Литмир - Электронная Библиотека
A
A

– Видел одного авильца на рынке – он говорит, что похоронная процессия дойдет сюда не позже чем через час. Что это у тебя?

– Да, – подхватила высокая женщина, хотя при муже она обычно молчала, – что это за пакость такая?

Кот вырвался, убежал, и всем стало видно, что девочка под ним прятала.

– Не знаю… я это в замке нашла.

– Дай-ка сюда. – Мужчина протянул руку. Сломанный замок лязгнул, железные полукружья распались.

– Видишь, оно сломалось, – сказала девочка.

– Где ты это взяла?

– Говорю же, в замке. Я там играла.

– Ничего такого там нет.

Старуха закончила ряд и подбила основу.

– Оттуда все подчистую вынесли, еще когда я мальчонкой был. Все как есть: сломанные рабские ошейники, диковинные двойные мечи, целые мешки детских мячиков, астролябии с незнакомыми звездами. Мы, взрослые и дети, всё прочесали, от подземелий до башен, крышу и ту осмотрели.
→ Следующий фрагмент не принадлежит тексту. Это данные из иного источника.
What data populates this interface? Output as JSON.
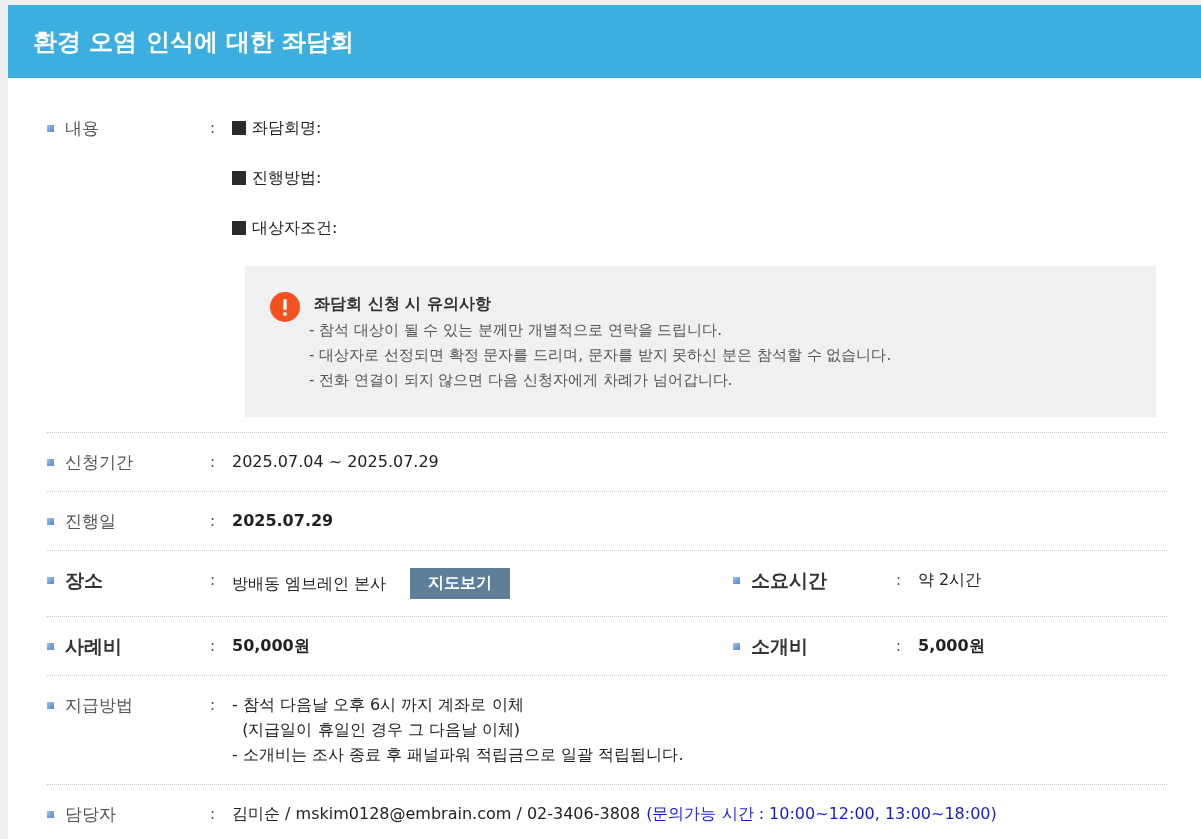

Вынесли подальше и выкинули – в замке ты эту штуку найти никак не могла.

– Может, вы проглядели что, а она нашла, – не поднимая глаз от работы, сказала старуха. – С вас бы сталось.

– Нет, – твердо сказал мужчина. – Ничего мы не проглядели, всё вынесли. Ты, девочка, такие вещи не трогай. Они опасные, еще беду на тебя навлекут.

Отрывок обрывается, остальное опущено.